Two days earlier, Carly Fiorina at the GOP presidential debate pontificated
As regards Planned Parenthood, anyone who has watched this videotape, I dare Hillary Clinton, Barack Obama to watch these tapes. Watch a fully formed fetus on the table, it’s heart beating, it’s legs kicking while someone says we have to keep it alive to harvest its brain.
This is about the character of our nation, and if we will not stand up in and force President Obama to veto this bill, shame on us.
Now that Fiorina has been exposed as a fabricator (which she already had proven herself to be), Goldberg concedes "The exact scene, exactly as Fiorina describes it, is not on the videos."
That seems rather clear. However, it doesn't really matter because Goldberg says: never mind. He protests "But anybody who has watched the videos would find Fiorina's off-the-cuff account pretty accurate."
As Sarah Kliff has outlined, there is no footage of the moment described by the former Planned Parenthood technician, nor hard evidence that it even occurred. The footage of the fetus isn't from the Planned Parenthood videos; one image is of a still born baby and "other footage evidently is derived from a collection of stock footage of fetuses."
Goldberg doesn't deny Fiorina's account is inaccurate, instead claiming her "critics want to claim that because she didn't take into account these distinctions, she's just making stuff up." Facts become "distinctions" and irrelevant to him. The critics, obsessed with facts, have "become Jesuitical nitpickers, muddying the water to conceal the fact that late-term abortions offend the conscience when discussed or displayed with anything like journalistic accuracy."
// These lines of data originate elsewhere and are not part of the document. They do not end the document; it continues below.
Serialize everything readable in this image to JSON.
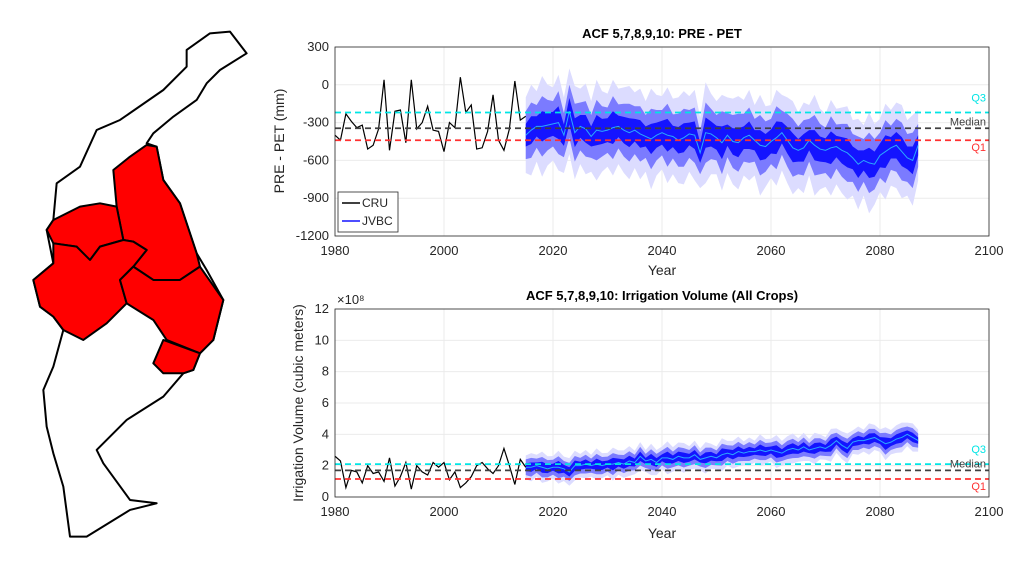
{
  "colors": {
    "region_fill": "#ff0000",
    "outline": "#000000",
    "outer_band": "#dcdcff",
    "mid_band": "#7b7bff",
    "inner_band": "#1414ff",
    "jvbc_median": "#2aa8ff",
    "cru": "#000000",
    "q3": "#00e5e5",
    "median": "#404040",
    "q1": "#ff3030"
  },
  "chart_data": [
    {
      "type": "line",
      "title": "ACF 5,7,8,9,10: PRE - PET",
      "xlabel": "Year",
      "ylabel": "PRE - PET (mm)",
      "xlim": [
        1980,
        2100
      ],
      "ylim": [
        -1200,
        300
      ],
      "xticks": [
        1980,
        2000,
        2020,
        2040,
        2060,
        2080,
        2100
      ],
      "yticks": [
        -1200,
        -900,
        -600,
        -300,
        0,
        300
      ],
      "grid": true,
      "legend": {
        "placement": "bottom-left",
        "entries": [
          "CRU",
          "JVBC"
        ]
      },
      "reference_lines": [
        {
          "label": "Q3",
          "value": -220,
          "color_key": "q3"
        },
        {
          "label": "Median",
          "value": -345,
          "color_key": "median"
        },
        {
          "label": "Q1",
          "value": -440,
          "color_key": "q1"
        }
      ],
      "cru": {
        "name": "CRU",
        "x_start": 1980,
        "values": [
          -400,
          -440,
          -230,
          -290,
          -340,
          -320,
          -510,
          -480,
          -350,
          40,
          -520,
          -210,
          -200,
          -460,
          40,
          -350,
          -300,
          -170,
          -360,
          -370,
          -530,
          -300,
          -340,
          60,
          -220,
          -160,
          -510,
          -500,
          -370,
          -80,
          -440,
          -520,
          -350,
          30,
          -280,
          -250
        ]
      },
      "jvbc": {
        "name": "JVBC",
        "x_start": 2015,
        "median": [
          -400,
          -360,
          -330,
          -330,
          -320,
          -310,
          -300,
          -400,
          -210,
          -380,
          -330,
          -350,
          -410,
          -360,
          -370,
          -360,
          -340,
          -330,
          -360,
          -380,
          -360,
          -390,
          -410,
          -430,
          -400,
          -380,
          -400,
          -410,
          -440,
          -420,
          -390,
          -400,
          -540,
          -380,
          -390,
          -420,
          -460,
          -400,
          -450,
          -460,
          -420,
          -400,
          -440,
          -480,
          -490,
          -450,
          -420,
          -380,
          -440,
          -500,
          -520,
          -500,
          -440,
          -480,
          -510,
          -520,
          -500,
          -490,
          -520,
          -540,
          -580,
          -630,
          -600,
          -620,
          -630,
          -560,
          -530,
          -500,
          -480,
          -530,
          -580,
          -600,
          -480
        ],
        "inner_halfwidth": [
          90,
          110,
          80,
          120,
          100,
          95,
          130,
          85,
          105,
          115,
          90,
          110,
          80,
          120,
          100,
          95,
          130,
          85,
          105,
          115,
          90,
          110,
          80,
          120,
          100,
          95,
          130,
          85,
          105,
          115,
          90,
          110,
          80,
          120,
          100,
          95,
          130,
          85,
          105,
          115,
          90,
          110,
          80,
          120,
          100,
          95,
          130,
          85,
          105,
          115,
          90,
          110,
          80,
          120,
          100,
          95,
          130,
          85,
          105,
          115,
          90,
          110,
          80,
          120,
          100,
          95,
          130,
          85,
          105,
          115,
          90,
          110,
          80
        ],
        "mid_halfwidth": [
          190,
          220,
          170,
          240,
          200,
          180,
          250,
          175,
          210,
          230,
          190,
          220,
          170,
          240,
          200,
          180,
          250,
          175,
          210,
          230,
          190,
          220,
          170,
          240,
          200,
          180,
          250,
          175,
          210,
          230,
          190,
          220,
          170,
          240,
          200,
          180,
          250,
          175,
          210,
          230,
          190,
          220,
          170,
          240,
          200,
          180,
          250,
          175,
          210,
          230,
          190,
          220,
          170,
          240,
          200,
          180,
          250,
          175,
          210,
          230,
          190,
          220,
          170,
          240,
          200,
          180,
          250,
          175,
          210,
          230,
          190,
          220,
          170
        ],
        "outer_halfwidth": [
          300,
          360,
          280,
          400,
          320,
          290,
          380,
          300,
          340,
          370,
          300,
          360,
          280,
          400,
          320,
          290,
          380,
          300,
          340,
          370,
          300,
          360,
          280,
          400,
          320,
          290,
          380,
          300,
          340,
          370,
          300,
          360,
          280,
          400,
          320,
          290,
          380,
          300,
          340,
          370,
          300,
          360,
          280,
          400,
          320,
          290,
          380,
          300,
          340,
          370,
          300,
          360,
          280,
          400,
          320,
          290,
          380,
          300,
          340,
          370,
          300,
          360,
          280,
          400,
          320,
          290,
          380,
          300,
          340,
          370,
          300,
          360,
          280
        ]
      }
    },
    {
      "type": "line",
      "title": "ACF 5,7,8,9,10: Irrigation Volume (All Crops)",
      "xlabel": "Year",
      "ylabel": "Irrigation Volume (cubic meters)",
      "yscale_label": "×10⁸",
      "xlim": [
        1980,
        2100
      ],
      "ylim": [
        0,
        12
      ],
      "xticks": [
        1980,
        2000,
        2020,
        2040,
        2060,
        2080,
        2100
      ],
      "yticks": [
        0,
        2,
        4,
        6,
        8,
        10,
        12
      ],
      "grid": true,
      "reference_lines": [
        {
          "label": "Q3",
          "value": 2.1,
          "color_key": "q3"
        },
        {
          "label": "Median",
          "value": 1.7,
          "color_key": "median"
        },
        {
          "label": "Q1",
          "value": 1.15,
          "color_key": "q1"
        }
      ],
      "cru": {
        "name": "CRU",
        "x_start": 1980,
        "values": [
          2.6,
          2.3,
          0.6,
          1.7,
          1.6,
          0.9,
          2.0,
          1.5,
          1.6,
          1.0,
          2.5,
          0.7,
          1.3,
          2.2,
          0.5,
          2.0,
          1.6,
          1.4,
          2.2,
          1.9,
          2.2,
          1.1,
          1.6,
          0.6,
          0.9,
          1.3,
          2.0,
          2.2,
          1.8,
          1.5,
          2.0,
          3.1,
          2.0,
          0.8,
          2.4,
          1.9
        ]
      },
      "jvbc": {
        "name": "JVBC",
        "x_start": 2015,
        "median": [
          1.9,
          1.9,
          2.0,
          1.9,
          1.8,
          1.9,
          1.9,
          1.8,
          1.6,
          2.0,
          2.0,
          2.1,
          2.0,
          2.1,
          2.0,
          2.1,
          2.1,
          2.2,
          2.1,
          2.3,
          2.2,
          2.6,
          2.3,
          2.4,
          2.2,
          2.5,
          2.5,
          2.4,
          2.6,
          2.5,
          2.5,
          2.7,
          2.4,
          2.5,
          2.6,
          2.5,
          2.7,
          2.8,
          2.7,
          2.9,
          2.8,
          2.9,
          2.9,
          3.0,
          2.9,
          3.0,
          2.9,
          2.8,
          3.0,
          3.1,
          3.0,
          3.2,
          3.0,
          3.1,
          3.2,
          3.1,
          3.3,
          3.6,
          3.3,
          3.1,
          3.5,
          3.6,
          3.6,
          3.7,
          3.8,
          3.6,
          3.4,
          3.5,
          3.7,
          3.8,
          4.0,
          3.8,
          3.6
        ],
        "inner_halfwidth": [
          0.25,
          0.3,
          0.2,
          0.35,
          0.28,
          0.22,
          0.4,
          0.25,
          0.3,
          0.33,
          0.25,
          0.3,
          0.2,
          0.35,
          0.28,
          0.22,
          0.4,
          0.25,
          0.3,
          0.33,
          0.25,
          0.3,
          0.2,
          0.35,
          0.28,
          0.22,
          0.4,
          0.25,
          0.3,
          0.33,
          0.25,
          0.3,
          0.2,
          0.35,
          0.28,
          0.22,
          0.4,
          0.25,
          0.3,
          0.33,
          0.25,
          0.3,
          0.2,
          0.35,
          0.28,
          0.22,
          0.4,
          0.25,
          0.3,
          0.33,
          0.25,
          0.3,
          0.2,
          0.35,
          0.28,
          0.22,
          0.4,
          0.25,
          0.3,
          0.33,
          0.25,
          0.3,
          0.2,
          0.35,
          0.28,
          0.22,
          0.4,
          0.25,
          0.3,
          0.33,
          0.25,
          0.3,
          0.2
        ],
        "mid_halfwidth": [
          0.5,
          0.6,
          0.45,
          0.65,
          0.55,
          0.48,
          0.7,
          0.5,
          0.58,
          0.62,
          0.5,
          0.6,
          0.45,
          0.65,
          0.55,
          0.48,
          0.7,
          0.5,
          0.58,
          0.62,
          0.5,
          0.6,
          0.45,
          0.65,
          0.55,
          0.48,
          0.7,
          0.5,
          0.58,
          0.62,
          0.5,
          0.6,
          0.45,
          0.65,
          0.55,
          0.48,
          0.7,
          0.5,
          0.58,
          0.62,
          0.5,
          0.6,
          0.45,
          0.65,
          0.55,
          0.48,
          0.7,
          0.5,
          0.58,
          0.62,
          0.5,
          0.6,
          0.45,
          0.65,
          0.55,
          0.48,
          0.7,
          0.5,
          0.58,
          0.62,
          0.5,
          0.6,
          0.45,
          0.65,
          0.55,
          0.48,
          0.7,
          0.5,
          0.58,
          0.62,
          0.5,
          0.6,
          0.45
        ],
        "outer_halfwidth": [
          0.75,
          0.9,
          0.7,
          1.0,
          0.8,
          0.72,
          1.05,
          0.78,
          0.88,
          0.95,
          0.75,
          0.9,
          0.7,
          1.0,
          0.8,
          0.72,
          1.05,
          0.78,
          0.88,
          0.95,
          0.75,
          0.9,
          0.7,
          1.0,
          0.8,
          0.72,
          1.05,
          0.78,
          0.88,
          0.95,
          0.75,
          0.9,
          0.7,
          1.0,
          0.8,
          0.72,
          1.05,
          0.78,
          0.88,
          0.95,
          0.75,
          0.9,
          0.7,
          1.0,
          0.8,
          0.72,
          1.05,
          0.78,
          0.88,
          0.95,
          0.75,
          0.9,
          0.7,
          1.0,
          0.8,
          0.72,
          1.05,
          0.78,
          0.88,
          0.95,
          0.75,
          0.9,
          0.7,
          1.0,
          0.8,
          0.72,
          1.05,
          0.78,
          0.88,
          0.95,
          0.75,
          0.9,
          0.7
        ]
      }
    }
  ]
}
Accuracy doesn't matter, as long as it's "anything like journalistic accuracy," and especially if it reinforces the notion of abortion as offensive to the conscience. Because late-term abortions are objectionable, anything goes. It's "muddying the waters" to note that Fiorina preceded her rant with "as regards to Planned Parenthood," notwithstanding the absence of evidence of any connection to Planned Parenthood.
Hoaxes happen. More significantly, the reasoning displayed by Goldberg is characteristic of much of modern conservative thought. Details are unnecessary, facts expendable. Late-term abortion shocks the conscience, reasons Goldberg, so any visual depiction, or description, of the procedure is righteous.
Carly Fiorina- "as regards to Planned Parenthood"- lustily joined the wholesale, destructive attack on Planned Parenthood, even suggesting it is linked to the regime in Tehran. She went on to describe vividly a scene (even frighteningly referring to "harvesting organs") which she had little reason to believe took place at Planned Parenthood. With its potential to damage reproductive rights, it has far greater implications than anything Ann Coulter has said about Pope Francis, Donald Trump about Barack Obama, or Ben Carson about Muslims.